Dans la salle d’attente il y avait une belle fille. Ça en prend toujours une.
Il y a deux genres de belles filles: celles qui le sont, et celles qui veulent l’être. Les premières ne peuvent y échapper, les gars les remarquent quoi qu’elles fassent, portent ou disent. Les secondes doivent travailler plus fort pour attirer l’attention: entraînement, vêtements, coupe de cheveux, maquillage, etc. Elles ne sont pas désagréables en partant, mais pour vraiment faire de l’effet, elles doivent « s’arranger ». Et c’est à peine moins efficace. Même que souvent leur façon de s’arranger peut communiquer un peu de leur personnalité, ce qui aide les stalkers comme moi à faire une sélection.
Cette fille était dans la deuxième catégorie, mais elle était bien arrangée.

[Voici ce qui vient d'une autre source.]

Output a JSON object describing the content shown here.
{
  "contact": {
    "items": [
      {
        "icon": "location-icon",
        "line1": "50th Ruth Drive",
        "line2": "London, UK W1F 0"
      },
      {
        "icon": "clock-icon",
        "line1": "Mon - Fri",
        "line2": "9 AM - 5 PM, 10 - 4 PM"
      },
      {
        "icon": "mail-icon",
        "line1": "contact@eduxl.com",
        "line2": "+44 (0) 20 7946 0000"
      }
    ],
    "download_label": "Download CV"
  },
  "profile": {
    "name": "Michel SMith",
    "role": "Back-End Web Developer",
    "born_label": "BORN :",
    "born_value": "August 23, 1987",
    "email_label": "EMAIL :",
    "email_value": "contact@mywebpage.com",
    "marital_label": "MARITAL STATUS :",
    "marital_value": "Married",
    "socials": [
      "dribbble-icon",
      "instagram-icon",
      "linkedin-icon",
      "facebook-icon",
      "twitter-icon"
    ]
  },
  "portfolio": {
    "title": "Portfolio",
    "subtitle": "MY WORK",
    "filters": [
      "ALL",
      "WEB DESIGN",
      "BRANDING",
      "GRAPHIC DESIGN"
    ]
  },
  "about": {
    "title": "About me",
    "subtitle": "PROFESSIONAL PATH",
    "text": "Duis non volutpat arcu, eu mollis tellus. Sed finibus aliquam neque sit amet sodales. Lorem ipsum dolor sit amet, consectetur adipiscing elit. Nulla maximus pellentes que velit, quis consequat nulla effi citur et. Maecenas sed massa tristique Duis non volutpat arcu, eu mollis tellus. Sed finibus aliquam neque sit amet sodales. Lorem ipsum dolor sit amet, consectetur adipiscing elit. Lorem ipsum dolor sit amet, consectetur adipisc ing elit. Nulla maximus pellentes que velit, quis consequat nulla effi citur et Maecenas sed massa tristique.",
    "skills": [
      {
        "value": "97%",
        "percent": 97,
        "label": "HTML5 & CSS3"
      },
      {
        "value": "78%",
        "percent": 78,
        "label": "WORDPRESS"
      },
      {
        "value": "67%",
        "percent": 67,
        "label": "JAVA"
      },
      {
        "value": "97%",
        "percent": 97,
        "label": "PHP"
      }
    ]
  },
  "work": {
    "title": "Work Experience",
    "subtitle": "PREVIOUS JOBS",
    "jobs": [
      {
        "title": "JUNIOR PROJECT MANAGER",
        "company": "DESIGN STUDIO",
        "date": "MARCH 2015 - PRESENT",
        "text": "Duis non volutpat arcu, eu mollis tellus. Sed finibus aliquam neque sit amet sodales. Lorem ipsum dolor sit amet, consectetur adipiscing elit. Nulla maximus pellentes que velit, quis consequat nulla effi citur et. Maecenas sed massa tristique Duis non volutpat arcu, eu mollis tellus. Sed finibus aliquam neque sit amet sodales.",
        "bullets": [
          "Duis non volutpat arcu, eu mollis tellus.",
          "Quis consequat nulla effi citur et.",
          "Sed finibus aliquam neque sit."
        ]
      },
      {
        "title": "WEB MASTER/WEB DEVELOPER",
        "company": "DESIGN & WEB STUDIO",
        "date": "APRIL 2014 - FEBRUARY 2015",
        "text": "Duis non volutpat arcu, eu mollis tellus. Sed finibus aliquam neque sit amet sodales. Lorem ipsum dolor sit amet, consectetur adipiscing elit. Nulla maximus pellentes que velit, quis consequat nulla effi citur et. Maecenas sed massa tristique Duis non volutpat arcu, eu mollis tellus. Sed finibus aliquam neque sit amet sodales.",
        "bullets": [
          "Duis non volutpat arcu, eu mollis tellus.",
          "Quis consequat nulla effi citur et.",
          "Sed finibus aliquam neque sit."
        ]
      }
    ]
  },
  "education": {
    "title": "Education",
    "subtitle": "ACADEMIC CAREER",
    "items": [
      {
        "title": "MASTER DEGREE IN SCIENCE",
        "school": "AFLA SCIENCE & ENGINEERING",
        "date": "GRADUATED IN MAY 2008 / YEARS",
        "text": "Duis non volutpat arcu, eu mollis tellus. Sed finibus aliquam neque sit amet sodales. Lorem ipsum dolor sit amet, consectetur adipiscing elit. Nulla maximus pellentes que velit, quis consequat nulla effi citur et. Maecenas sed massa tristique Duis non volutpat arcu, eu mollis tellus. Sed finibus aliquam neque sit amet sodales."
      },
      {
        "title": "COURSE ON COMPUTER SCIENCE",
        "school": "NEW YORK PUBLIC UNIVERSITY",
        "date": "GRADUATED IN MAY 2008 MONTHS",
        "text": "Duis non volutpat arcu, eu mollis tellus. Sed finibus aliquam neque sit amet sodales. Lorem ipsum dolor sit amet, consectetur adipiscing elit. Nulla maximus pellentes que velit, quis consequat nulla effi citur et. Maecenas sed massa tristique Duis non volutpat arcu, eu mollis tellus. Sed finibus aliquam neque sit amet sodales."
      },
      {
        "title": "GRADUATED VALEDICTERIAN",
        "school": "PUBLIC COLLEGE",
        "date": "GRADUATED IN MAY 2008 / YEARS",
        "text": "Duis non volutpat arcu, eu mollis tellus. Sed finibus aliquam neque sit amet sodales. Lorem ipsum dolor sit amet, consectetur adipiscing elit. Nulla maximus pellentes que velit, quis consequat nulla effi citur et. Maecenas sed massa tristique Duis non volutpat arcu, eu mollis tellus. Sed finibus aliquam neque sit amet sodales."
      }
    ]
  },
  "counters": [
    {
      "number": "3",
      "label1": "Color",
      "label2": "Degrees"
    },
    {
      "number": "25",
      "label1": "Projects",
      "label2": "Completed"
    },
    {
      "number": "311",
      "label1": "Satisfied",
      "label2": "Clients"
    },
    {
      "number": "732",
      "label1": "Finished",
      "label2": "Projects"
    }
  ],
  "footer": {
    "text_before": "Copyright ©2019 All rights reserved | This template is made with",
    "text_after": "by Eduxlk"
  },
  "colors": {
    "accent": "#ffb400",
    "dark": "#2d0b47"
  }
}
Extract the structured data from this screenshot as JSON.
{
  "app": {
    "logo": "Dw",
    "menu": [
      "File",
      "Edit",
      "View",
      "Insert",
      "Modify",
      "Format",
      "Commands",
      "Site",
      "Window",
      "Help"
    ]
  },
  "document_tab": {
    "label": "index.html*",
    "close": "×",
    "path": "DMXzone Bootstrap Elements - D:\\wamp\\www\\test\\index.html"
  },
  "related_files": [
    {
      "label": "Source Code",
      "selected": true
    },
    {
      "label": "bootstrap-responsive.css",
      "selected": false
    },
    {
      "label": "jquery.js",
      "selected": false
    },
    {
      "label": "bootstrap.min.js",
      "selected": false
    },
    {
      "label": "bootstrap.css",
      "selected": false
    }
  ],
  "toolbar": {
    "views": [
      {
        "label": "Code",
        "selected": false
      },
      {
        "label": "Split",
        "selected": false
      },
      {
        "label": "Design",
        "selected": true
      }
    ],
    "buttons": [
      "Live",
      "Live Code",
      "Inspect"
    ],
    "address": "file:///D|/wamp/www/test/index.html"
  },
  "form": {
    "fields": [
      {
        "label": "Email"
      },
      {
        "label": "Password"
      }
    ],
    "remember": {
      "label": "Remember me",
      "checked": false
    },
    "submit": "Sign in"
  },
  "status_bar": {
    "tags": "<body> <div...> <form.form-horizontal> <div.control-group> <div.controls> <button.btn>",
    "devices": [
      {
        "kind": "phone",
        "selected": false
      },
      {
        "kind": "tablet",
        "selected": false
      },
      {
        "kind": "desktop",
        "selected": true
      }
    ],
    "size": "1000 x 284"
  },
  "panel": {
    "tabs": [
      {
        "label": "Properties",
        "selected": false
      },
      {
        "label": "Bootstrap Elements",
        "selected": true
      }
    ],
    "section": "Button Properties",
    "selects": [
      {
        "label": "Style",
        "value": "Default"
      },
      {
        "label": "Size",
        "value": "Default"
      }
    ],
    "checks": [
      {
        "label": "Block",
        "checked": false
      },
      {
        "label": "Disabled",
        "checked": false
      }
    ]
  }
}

Peut-être un petit peu trop à mon goût, j’aime pas vraiment quand il y a trop d’accessoires qui pendent, qui clinkent-clinkent ou qui débordent d’une sacoche, mais bon elle était vraiment la meilleure option pour une vue agréable dans cette salle. Évidemment je me suis assis dans la même rangée qu’elle, alors il n’y avait pas moyen de faire ça discrètement. J’ai quand même noté qu’elle avait l’air en pleine forme, se tenant bien droite dans sa chaise avec son livre, et je me suis demandé ce qu’elle faisait là. Elle a été appelée bien vite.
Après avoir raconté mon histoire trois fois, j’attends qu’un-e spécialiste vienne me voir dans une salle d’examen de l’urgence. Je suis pas loin de la réception, ou ce qui sert de réception, et j’entends tout ce qu’ils disent. Ça m’impressionne à quel point ils se foutent de ce que les patients peuvent écouter.
À quelques reprises, quelqu’un veut placer un patient dans la G, et quelqu’un d’autre lui rappelle qu’il y a quelqu’un dans la G. Je finis par comprendre que c’est moi. Ils m’oublient tout le temps, parce que la porte est quasiment fermée, pour que je puisse pleurer dans un semblant de solitude. Parce que je suis un bon garçon, j’essaie de placer un de mes pieds dans le cadre de porte pour qu’il soit visible de l’extérieur.
J’entends parler à quelques reprises d’un cas de dépression majeure, et j’imagine que c’est moi. Finalement j’entends la délivrance, une infirmière qui parle à une autre: « Enfin! J’ai de la job pour toi. D’abord on a deux transferts en psychiatrie, dans la 6 et la G. Commence par la G. » Et on vient me chercher. J’étais bien dans la G.
Je me retrouve dans une autre salle d’attente, celle de l’urgence psychiatrique. Salle, c’est un grand mot, il s’agit de quelques chaises dans le corridor. Le deuxième transfert arrive pas longtemps après moi, et c’est la belle fille de tantôt. Encore une fois, nous nous retrouvons assis de telle façon que je ne peux pas vraiment la regarder sans que ça paraisse. J’ai envie de lui parler, mais comme souvent dans ces cas-là, les mots dans ma tête sont en anglais: « I don’t know what you’ve got, but you still look good. » J’arrive pas à traduire « you still look good » de manière satisfaisante. Et ça m’arrive une fois aux 5 ans d’aborder une étrangère. Je pense quand même que ça serait comique à raconter si on en venait à se faire poser la question: « Comment vous vous êtes rencontrés? », et j’en reste là.
Un préposé vient nous porter à elle et à moi un petit verre et une éprouvette pour qu’on teste notre pipi. Ensuite, il lui demande s’il peut prendre ses effets personnels. Elle veut savoir pourquoi, il lui dit que c’est comme ça. J’imagine que c’est un peu comme en prison, ils ne veulent pas que tu attentes à ta vie, alors ils t’enlèvent tout ce qui peut être dangereux. Clairement, ça l’embête beaucoup de devoir se départir de tout son stock. Elle sera moins arrangée, plus nue. Elle négocie avec le préposé pièce par pièce, il concède seulement le livre. Puis vient la question: « Est-ce que je peux au moins garder mon cellulaire? » Le préposé lui rappelle, fermement mais poliment, que les cellulaires sont interdits à l’hôpital, et que le sien est déjà supposé être fermé.
Moi j’ai éteint le mien tout de suite en arrivant. C’est écrit en gros à l’entrée. Normalement, je déteste les gens qui se croient au-dessus des lois et des règlements. Je déteste aussi les filles qui sont esclaves de leur téléphone cellulaire. Mais dans cette situation, je n’ai plus l’énergie de détester, et je la trouve cute pareil.